We got yeast colonies, and picked five for further study. We grew them in methanol as directed, but when we ran a protein gel we did not see any bands in the media. We hypothesize that the large size of the Factor C (greater than 100kd) may have made it difficult to translocate. Our next step is to lyse the cell pellets and look for Factor C in the lysate.

Cloning and expression of Substrate (GFP-linker-CBD-CBD)

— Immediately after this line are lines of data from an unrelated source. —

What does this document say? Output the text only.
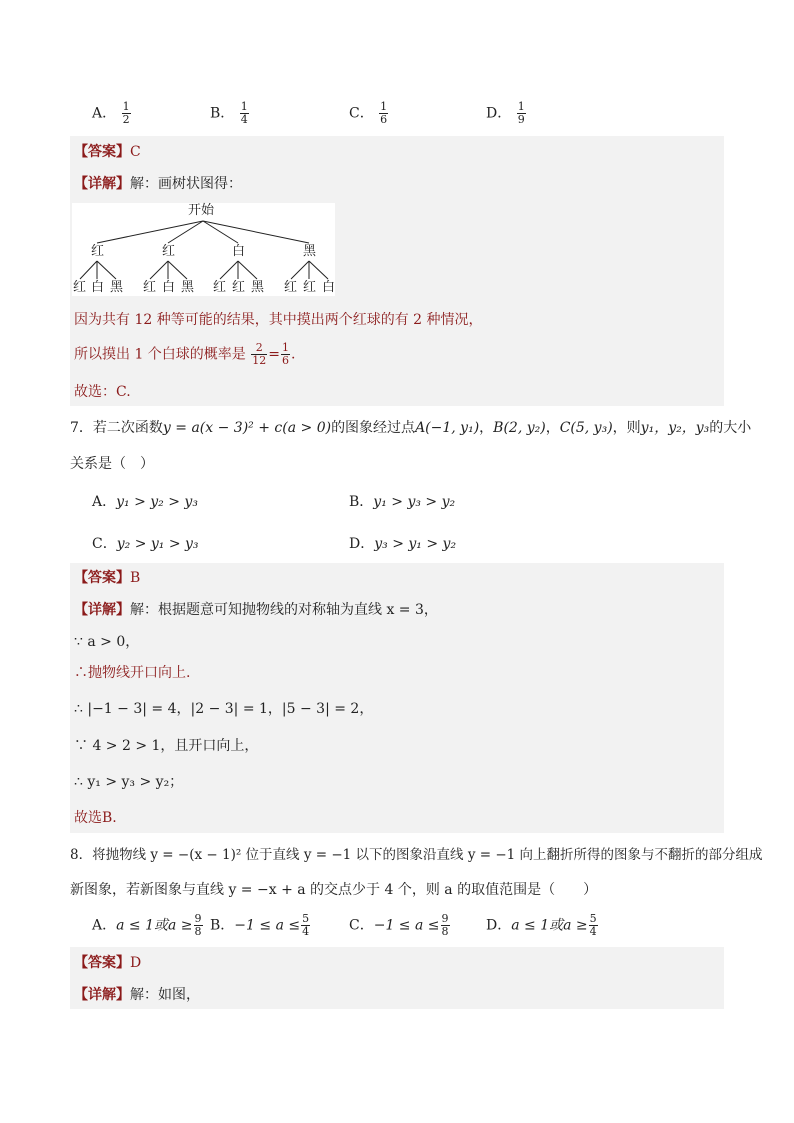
A． $\frac{1}{2}$	B． $\frac{1}{4}$	C． $\frac{1}{6}$	D． $\frac{1}{9}$
【答案】C
【详解】解：画树状图得：
开始
红	红	白	黑
红 白 黑 红 白 黑 红 红 黑 红 红 白
因为共有 12 种等可能的结果，其中摸出两个红球的有 2 种情况，
所以摸出 1 个白球的概率是 $\frac{2}{12} = \frac{1}{6}$ .
故选：C.
7．若二次函数y = a(x − 3)² + c(a > 0)的图象经过点A(−1, y₁)，B(2, y₂)，C(5, y₃)，则y₁，y₂，y₃的大小
关系是（　）
A．y₁ > y₂ > y₃	B．y₁ > y₃ > y₂
C．y₂ > y₁ > y₃	D．y₃ > y₁ > y₂
【答案】B
【详解】解：根据题意可知抛物线的对称轴为直线 x = 3，
∵ a > 0，
∴抛物线开口向上.
∴ |−1 − 3| = 4，|2 − 3| = 1，|5 − 3| = 2，
∵ 4 > 2 > 1，且开口向上，
∴ y₁ > y₃ > y₂；
故选B.
8．将抛物线 y = −(x − 1)² 位于直线 y = −1 以下的图象沿直线 y = −1 向上翻折所得的图象与不翻折的部分组成
新图象，若新图象与直线 y = −x + a 的交点少于 4 个，则 a 的取值范围是（　　）
A．a ≤ 1或$a \ge \frac{9}{8}$ B．$-1 \le a \le \frac{5}{4}$	C．$-1 \le a \le \frac{9}{8}$	D．a ≤ 1或$a \ge \frac{5}{4}$
【答案】D
【详解】解：如图，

We first decided to take two separate Biobrick parets, a GFP and a CBD, and design a linker with overlap to use in NEBuilder cloning. However, we had trouble retrieving some of the parts from the distribution, so we switched our strategy and found a part that was GFP-CBD-CBD (BBa_K12341348). There are 2 unique restriction sites BsrG1 and Kas1 in between the GFP and the first CBD, and we designed a linker that was 2 oligos that when annealed had sticky ends matching these restriction sites. The oligo had the amino acid sequence that Factor C cleaves when activated in its immediate substrate, Factor B. The cloning was successful and we submitted the part in pSB1C3. To identify clones that had the linker, we cut the plasmids with BsrG1 and Pst1, which should give a fragment of 1131bp for the original insert but with the linker should be about 20bp larger. This was a subtle difference so we ran both in the same lane and looked for double bands when the gel was run really far. You can see below we found two clones that showed this. In addition, we moved the part, which was an open reading frame, into pUC18 where it would be behind a promoter and expressed. Right before the wiki freeze we got a positive colony that clearly shows GFP being produced!